Son of Charles and Mary Banwell, of Richardson St., Dunedin; husband of Frances Mary Banwell, of 28, Helena St., South Dunedin.
MESSINES RIDGE (N.Z.) MEMORIAL
William or 'Bill' Banwell is born in Dunedin in Otago in New Zealand on 4 October 1882. His father had shortly before come from England, his mother from Ireland. Bill is the youngest of nine children. He attends the Union Street School and then works as a labourer for the coal dealers J. MacFie and Co. in Dunedin. In 1906, he marries Frances Mary Payne. The couple have four children. Bill is a corporal in the Dunedin City Guards, a local army unit, and plays rugby.

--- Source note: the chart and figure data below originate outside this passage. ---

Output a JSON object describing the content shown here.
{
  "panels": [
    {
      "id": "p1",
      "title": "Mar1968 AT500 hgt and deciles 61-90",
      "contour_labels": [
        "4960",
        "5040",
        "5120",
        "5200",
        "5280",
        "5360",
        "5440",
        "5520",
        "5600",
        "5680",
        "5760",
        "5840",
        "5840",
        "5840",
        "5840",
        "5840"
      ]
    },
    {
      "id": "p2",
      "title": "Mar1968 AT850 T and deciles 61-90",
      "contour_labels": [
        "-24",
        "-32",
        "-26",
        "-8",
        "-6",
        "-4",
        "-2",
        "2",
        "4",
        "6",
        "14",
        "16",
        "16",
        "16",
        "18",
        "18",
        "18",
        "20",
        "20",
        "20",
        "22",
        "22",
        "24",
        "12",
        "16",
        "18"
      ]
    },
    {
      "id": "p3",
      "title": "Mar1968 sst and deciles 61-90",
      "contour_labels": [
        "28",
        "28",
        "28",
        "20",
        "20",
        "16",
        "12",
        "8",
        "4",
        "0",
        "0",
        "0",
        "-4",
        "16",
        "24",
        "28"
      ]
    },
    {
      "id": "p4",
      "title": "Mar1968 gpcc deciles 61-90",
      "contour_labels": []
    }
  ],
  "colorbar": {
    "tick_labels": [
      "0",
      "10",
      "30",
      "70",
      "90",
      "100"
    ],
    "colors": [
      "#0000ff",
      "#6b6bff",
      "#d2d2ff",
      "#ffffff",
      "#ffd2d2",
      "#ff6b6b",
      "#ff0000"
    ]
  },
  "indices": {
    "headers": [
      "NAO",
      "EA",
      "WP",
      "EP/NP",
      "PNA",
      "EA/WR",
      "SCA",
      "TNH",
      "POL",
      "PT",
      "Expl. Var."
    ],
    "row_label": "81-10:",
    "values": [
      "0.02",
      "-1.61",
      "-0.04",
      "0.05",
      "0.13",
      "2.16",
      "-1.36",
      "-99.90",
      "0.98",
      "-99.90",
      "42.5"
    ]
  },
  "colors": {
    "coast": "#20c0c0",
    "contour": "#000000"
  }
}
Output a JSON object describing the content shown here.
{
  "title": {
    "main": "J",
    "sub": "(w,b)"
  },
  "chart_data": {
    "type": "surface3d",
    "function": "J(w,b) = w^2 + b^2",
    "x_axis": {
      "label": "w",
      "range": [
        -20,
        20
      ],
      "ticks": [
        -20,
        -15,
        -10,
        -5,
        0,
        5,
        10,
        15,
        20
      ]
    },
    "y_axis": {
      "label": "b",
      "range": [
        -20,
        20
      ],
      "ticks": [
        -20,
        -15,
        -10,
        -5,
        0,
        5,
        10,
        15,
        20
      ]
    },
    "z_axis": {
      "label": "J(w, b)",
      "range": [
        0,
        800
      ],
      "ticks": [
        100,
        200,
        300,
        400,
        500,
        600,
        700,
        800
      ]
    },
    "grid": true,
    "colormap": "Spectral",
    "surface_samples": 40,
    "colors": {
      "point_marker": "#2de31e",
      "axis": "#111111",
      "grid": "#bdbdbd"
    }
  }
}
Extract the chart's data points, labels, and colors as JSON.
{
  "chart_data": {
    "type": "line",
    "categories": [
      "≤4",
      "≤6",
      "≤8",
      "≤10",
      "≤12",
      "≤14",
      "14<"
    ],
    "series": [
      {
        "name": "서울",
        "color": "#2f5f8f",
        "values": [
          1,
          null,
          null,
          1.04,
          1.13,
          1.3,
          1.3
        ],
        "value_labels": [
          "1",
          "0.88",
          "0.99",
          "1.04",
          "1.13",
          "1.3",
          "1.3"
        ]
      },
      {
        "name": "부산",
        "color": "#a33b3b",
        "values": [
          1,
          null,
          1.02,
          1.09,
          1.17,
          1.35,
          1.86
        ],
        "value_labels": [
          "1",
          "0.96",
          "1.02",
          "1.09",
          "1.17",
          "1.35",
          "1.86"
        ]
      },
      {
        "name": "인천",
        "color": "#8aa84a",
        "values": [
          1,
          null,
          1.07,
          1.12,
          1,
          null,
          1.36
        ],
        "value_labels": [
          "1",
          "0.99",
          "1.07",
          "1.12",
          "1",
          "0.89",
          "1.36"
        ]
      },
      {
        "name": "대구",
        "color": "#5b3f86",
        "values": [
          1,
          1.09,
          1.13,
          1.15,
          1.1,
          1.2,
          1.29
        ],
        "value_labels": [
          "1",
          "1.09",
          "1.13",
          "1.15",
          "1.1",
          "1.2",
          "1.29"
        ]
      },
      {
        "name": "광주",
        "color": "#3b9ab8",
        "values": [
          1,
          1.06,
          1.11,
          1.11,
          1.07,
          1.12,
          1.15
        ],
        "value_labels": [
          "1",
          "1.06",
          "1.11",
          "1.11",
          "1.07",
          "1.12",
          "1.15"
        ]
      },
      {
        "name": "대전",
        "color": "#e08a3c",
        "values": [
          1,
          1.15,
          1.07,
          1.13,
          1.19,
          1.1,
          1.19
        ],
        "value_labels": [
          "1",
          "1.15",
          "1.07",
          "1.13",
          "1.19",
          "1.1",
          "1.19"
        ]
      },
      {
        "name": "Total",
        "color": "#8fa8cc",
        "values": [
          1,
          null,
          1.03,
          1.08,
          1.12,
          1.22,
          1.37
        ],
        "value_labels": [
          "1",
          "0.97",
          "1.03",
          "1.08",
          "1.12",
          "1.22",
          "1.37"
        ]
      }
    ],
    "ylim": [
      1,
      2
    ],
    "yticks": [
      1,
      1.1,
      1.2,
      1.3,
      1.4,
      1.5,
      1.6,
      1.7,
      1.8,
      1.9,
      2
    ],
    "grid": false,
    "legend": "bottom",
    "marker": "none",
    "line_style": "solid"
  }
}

After military training Bill Banwell leaves New Zealand and goes to the Front on 14 August 1915._
Bill Banwell belongs to the 1st Battalion, Otago Infantry Regiment, of the New Zealand Division. His unit fights first in Egypt and then at Gallipoli (1915). On the western front, he takes part in the Battle of the Somme. On 27 September 1916 he is wounded there. One week later, he can leave the hospital in Rouen and again join his unit. In June 1917, he is assigned in the mine battle at Mesen. On 14 June, a week after the beginning of the battle, he is shot down as a German observation post near Sunken Farm (Warneton) is taken at night._
Bill Banwell died near Sunken Farm (Warneton), but his body was never found. His name is on the New Zealand monument for the missing in Mesen. Only a few days before his death, he sent a poem to his wife at home with the title 'A Soldier's Dream'. It ends with the following verses:
"There was just another vision. Dear wife, if I should die,
Remember that I loved you; don't grieve, sweetheart or cry,
For when our lads are grown, dear, your voice will thrill with pride
When telling them how your father for his country gladly died."